The council has discussed how best to address the possibility of a wind farm going up in the area since March. Although city leaders have raised a number of concerns about the project, at the crux of opposition are fears the project would stifle the city’s southward march of residential and commercial growth.
Officials have said annexation would give the city the power to regulate development such as a wind farm, which is considered a heavy industrial use of the land.
“It is the only area where the city can grow,” Mayor Nelda Martinez said Monday. “The Southside (has) the largest momentum of our growth corridor, and we’re looking at this long-term and proactively… The resolution is a formality, but it’s also a clear communication of how we want to move forward.”
The move comes about a month after the developer of the project, Apex Clean Energy, wrote a letter to the City Council requesting the groups come up with a compromise that would help address city officials’ concerns.
In the letter, company representatives contended there had been no analysis performed to support the argument that the farm could prevent the city’s growth, asserting that their understanding of “growth trends suggests that there will not be significant growth in the area of Chapman Ranch for 30-50 years.” By that time the wind farm will have reached the end of its operational life, according to the document.
In an email to the Caller-Times on Monday, Apex spokeswoman Dahvi Wilson wrote that the company has offered to voluntarily reduce the size of the wind farm investment within the Corpus Christi extraterritorial jurisdiction by about $125 million.
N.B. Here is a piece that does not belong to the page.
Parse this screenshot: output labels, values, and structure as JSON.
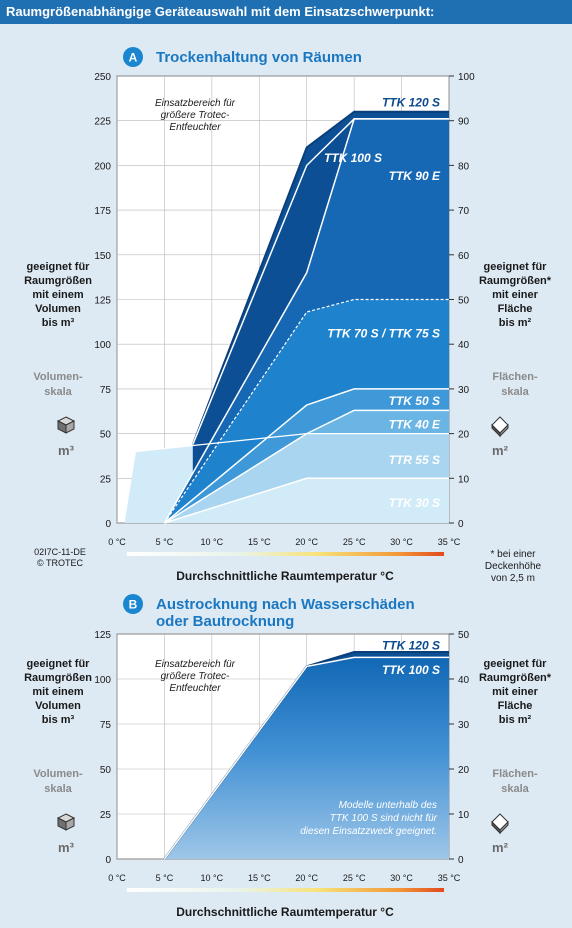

The original amount of investment in the city’s ETJ was $500 million, she said.
Apex originally wanted to build an estimated 20,000-acre wind farm, populated by about 175 turbines, on private lands leased near Chapman Ranch, some of which fell within the city’s ETJ. It was planned to include area south of Farm-to-Market Road 2444 and South Staples Street, much of it west of State Highway 286.
It was not immediately clear Monday afternoon how the city’s prospective annexation plans could impact the future of the project.
In all, it is believed that there are 16 homes within the 16.34 square miles the city is considering annexing, according to council documents.
The resolution is considered the first step toward the formal annexation, Pierson said. If approved, the next steps in the process would involve scheduling two public hearings on the annexation.
In the agenda memo to the council is a provision that council members instead could vote to annex the 16.34 square miles, except for land that has been designated for an agricultural or wildlife management use, or timber land location. Pierson said it would allow the council to consider not annexing the land of property owners who essentially would agree not to have turbines on their property, he said.
Council documents state that because there is a small population in the area, the costs to extend services needed immediately, such as police and fire protection and access to libraries, would be absorbed into the city department budgets. Pierson didn’t give an exact figure but described the costs as “very nominal.”
But it was not immediately clear what the long-term costs would be. Council documents state that as the area grows, capital improvements for wastewater and water would be needed. Preliminary estimates indicate that infrastructure improvements to service the area could run about $13 million to $14 million, although Pierson cautioned that those figures contain a number of changing variables, and the improvements would not be needed for several years.
There are costs associated with any expansion, City Councilman Rudy Garza Jr. said. Those costs concern him, he said, but he was hopeful that if the city were to annex the land, it could guide development in such as way that the revenue generated could help pay for the services provided.
Garza intends to support the resolution on Tuesday, but said he would need to wait for firm figures on the cost to provide services for the annexed land, and listen to the feedback from the hearings, before reaching a conclusion on supporting formal annexation.